À Monsieur le Premier ministre grec, par Olivier Hofman

Billet invité.

Monsieur le Premier ministre,

À vous, au Peuple grec, je tiens à affirmer non seulement ma solidarité et ma profonde sympathie, mais aussi ma plus sincère affection.

Hors quelques sites et journaux spécialisés, nous assistons au quotidien à une profonde désinformation à propos du traitement scandaleux et inhumain qui vous est fait.

Est-il question de finance et d’économie ? Non. Il est question de barbarie. Elle est la même que celle que nous, Nations dites civilisées, avons fait subir aux Nations et Peuples colonisés de par le monde, barbarie que nous maintenons aujourd’hui encore.

Il n’est pas que les armes que nous exportons au nom de la croissance pour imposer cette tyrannie. Est aussi la désinformation savamment entretenue, désinformation qui dit aussi l’intensité de la guerre qui est faite à nos propres Nations et Peuples. Omniprésente et sciemment acceptée par la plupart des partis politiques européens, elle dit aussi combien l’inhumanité n’a pas besoin de frontières pour se projeter.

Voici quelques jours, le Premier ministre belge à l’incommensurable arrogance, osait affirmer à votre endroit que « la récréation est terminée ». Certainement ce triste sire a-t-il fréquenté l’école. Aussi sûrement qu’il n’eut jamais à subir la pauvreté et la misère qui peut en découler. Dans quelle cour de récréation les enfants, vos enfants, nos enfants, jouent-ils à contracter le VIH ? Dans quelle cour de récréation les enseignants se contentent-ils de la multiplication des conduites à risque et de suicide trop souvent réussis ? Ce 24 juin est en Belgique un jour de sinistre mémoire en laquelle, dit-on, les enfants comptent particulièrement.

Nous, parents, adultes, personnes âgées, sommes ces enfants que d’autoproclamées élites n’ont jamais cherché à protéger. Enfants nous sommes, non par l’insouciance et la joie de vivre que les enfants sont en droit de manifester, mais bien par le biais d’une infantilisation permanente. Enfants nous sommes car notre parole n’est ni entendue, ni acceptée. Nos rêves, nos désirs, nos besoins, tout cela ne compte pas.

Privés de devenir, nous devrions nous gonfler d’orgueil d’avoir pour grandes sœurs et grands frères les hommes et femmes qui en Grèce luttent et luttent aussi avec la sensibilité et la poésie nécessaires à une démocratie réelle. Il semble malheureusement que nous ayons largement abandonné cette idée.
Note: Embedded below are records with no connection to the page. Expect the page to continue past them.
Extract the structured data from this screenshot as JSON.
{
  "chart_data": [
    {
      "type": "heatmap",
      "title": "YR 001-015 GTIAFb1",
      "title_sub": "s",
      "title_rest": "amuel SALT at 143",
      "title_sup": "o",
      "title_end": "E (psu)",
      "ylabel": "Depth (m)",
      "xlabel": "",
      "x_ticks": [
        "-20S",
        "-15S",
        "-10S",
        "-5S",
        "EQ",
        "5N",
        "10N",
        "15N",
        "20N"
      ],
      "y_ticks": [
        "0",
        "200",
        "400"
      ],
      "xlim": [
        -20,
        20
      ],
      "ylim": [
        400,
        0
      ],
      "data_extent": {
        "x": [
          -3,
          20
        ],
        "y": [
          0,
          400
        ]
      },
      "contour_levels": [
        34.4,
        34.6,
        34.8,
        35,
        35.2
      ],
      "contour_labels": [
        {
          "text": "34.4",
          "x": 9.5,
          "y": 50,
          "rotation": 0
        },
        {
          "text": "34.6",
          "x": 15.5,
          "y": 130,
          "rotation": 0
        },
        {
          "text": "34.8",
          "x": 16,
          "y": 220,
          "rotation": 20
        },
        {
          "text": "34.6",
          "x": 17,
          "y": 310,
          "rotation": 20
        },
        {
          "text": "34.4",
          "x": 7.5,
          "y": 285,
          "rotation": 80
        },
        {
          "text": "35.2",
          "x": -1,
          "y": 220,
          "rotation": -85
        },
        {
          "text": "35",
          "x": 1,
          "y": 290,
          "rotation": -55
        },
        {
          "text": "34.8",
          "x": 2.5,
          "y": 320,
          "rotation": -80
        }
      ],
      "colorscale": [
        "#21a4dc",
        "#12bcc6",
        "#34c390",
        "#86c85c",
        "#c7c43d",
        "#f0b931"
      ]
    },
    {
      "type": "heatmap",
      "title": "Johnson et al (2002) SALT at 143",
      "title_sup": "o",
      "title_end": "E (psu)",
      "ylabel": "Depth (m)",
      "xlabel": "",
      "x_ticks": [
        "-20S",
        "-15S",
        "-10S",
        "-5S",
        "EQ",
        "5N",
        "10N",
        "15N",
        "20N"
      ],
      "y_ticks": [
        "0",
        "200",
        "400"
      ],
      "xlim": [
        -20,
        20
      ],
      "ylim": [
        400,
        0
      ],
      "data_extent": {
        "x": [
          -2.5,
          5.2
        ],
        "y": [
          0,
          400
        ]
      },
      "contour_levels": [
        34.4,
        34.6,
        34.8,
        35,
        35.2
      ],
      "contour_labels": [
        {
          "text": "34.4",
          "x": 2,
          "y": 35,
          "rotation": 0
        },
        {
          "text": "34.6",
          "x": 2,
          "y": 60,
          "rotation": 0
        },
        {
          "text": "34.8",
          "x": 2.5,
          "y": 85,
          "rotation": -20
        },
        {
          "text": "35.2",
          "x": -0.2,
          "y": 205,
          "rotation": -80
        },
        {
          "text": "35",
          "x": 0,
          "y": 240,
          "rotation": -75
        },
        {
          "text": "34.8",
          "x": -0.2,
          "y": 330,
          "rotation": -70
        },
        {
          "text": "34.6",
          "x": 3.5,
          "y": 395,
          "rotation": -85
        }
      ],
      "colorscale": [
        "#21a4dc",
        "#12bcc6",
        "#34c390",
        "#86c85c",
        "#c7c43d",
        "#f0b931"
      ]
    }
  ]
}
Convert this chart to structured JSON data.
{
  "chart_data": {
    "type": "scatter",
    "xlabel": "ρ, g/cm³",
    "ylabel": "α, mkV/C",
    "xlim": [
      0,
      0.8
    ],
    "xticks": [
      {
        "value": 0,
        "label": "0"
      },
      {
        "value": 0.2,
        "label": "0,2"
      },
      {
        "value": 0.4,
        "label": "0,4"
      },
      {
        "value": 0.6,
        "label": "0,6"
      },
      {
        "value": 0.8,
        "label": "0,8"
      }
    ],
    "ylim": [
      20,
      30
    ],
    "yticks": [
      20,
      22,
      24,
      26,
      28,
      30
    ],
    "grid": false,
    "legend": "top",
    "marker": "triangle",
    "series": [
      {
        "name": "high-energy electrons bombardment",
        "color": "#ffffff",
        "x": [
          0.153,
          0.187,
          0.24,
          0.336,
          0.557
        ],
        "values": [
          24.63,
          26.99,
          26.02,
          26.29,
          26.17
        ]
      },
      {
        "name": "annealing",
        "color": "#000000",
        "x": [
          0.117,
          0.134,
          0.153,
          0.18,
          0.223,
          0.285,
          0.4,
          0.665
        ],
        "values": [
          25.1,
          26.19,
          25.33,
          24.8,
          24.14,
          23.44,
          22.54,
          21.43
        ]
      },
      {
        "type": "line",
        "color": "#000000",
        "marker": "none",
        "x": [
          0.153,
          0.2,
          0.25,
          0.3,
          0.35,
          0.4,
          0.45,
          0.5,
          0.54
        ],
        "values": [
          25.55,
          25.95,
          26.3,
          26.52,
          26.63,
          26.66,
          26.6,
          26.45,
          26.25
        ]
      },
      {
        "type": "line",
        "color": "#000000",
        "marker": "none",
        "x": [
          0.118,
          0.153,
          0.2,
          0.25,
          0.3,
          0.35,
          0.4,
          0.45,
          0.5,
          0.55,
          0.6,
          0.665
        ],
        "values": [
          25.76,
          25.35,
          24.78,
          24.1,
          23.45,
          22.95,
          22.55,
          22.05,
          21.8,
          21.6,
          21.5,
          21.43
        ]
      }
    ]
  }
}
Comme au sein de cette économie dite réelle largement soutenue de manière artificielle en laquelle nombre d’ouvriers et ouvrières ne produisent plus mais surveillent des robots, nous acceptons de surveiller nos prochains et de répondre aux appels à la délation. Au nom d’une solidarité qui maintient une majorité d’entre nous sous le seuil de pauvreté, nous acceptons sans nous rebeller autrement que dans l’ordre et une dignité bafouée d’être placés sous une surveillance accrue qui, dit-on, n’a lieu que dans les états policiers. Il suffit à de sinistres marionnettistes d’agiter le spectre de la bête immonde pour nous voir accepter le fascisme souriant de la finance et de l’économie.

Accepter est peut-être un grand mot. Il n’en dit pas moins à quel point de déshumanisation nous en sommes aujourd’hui. N’être pas attentifs aux maux qui touchent les nôtres n’est certainement pas une nouveauté. Mais nous avons franchi un cap supplémentaire en n’étant plus capables d’entendre notre propre souffrance. Domptés par la culpabilité que font naître tant de messages schizophréniques – la Belgique est plus riche que jamais, faisons la chasse aux personnes au chômage et aux migrants ! -, nous ne sommes plus attentifs à nos propres personnes.

Je ne vous dirai pas ici, Monsieur le Premier ministre, que ce que le Peuple grec subit n’est pas exercé en mon nom. Cela serait insultant tant pour votre Nation que pour le fabuleux héritage qu’elle donna au monde, un héritage d’autant plus extraordinaire qu’il fut adressé à un monde libre de l’accepter.

Aussi, je ne puis, Monsieur, que vous prier de recevoir non seulement l’expression de ma plus grande sympathie et d’une solidarité sans faille, mais surtout celle de mon affection la plus sincère.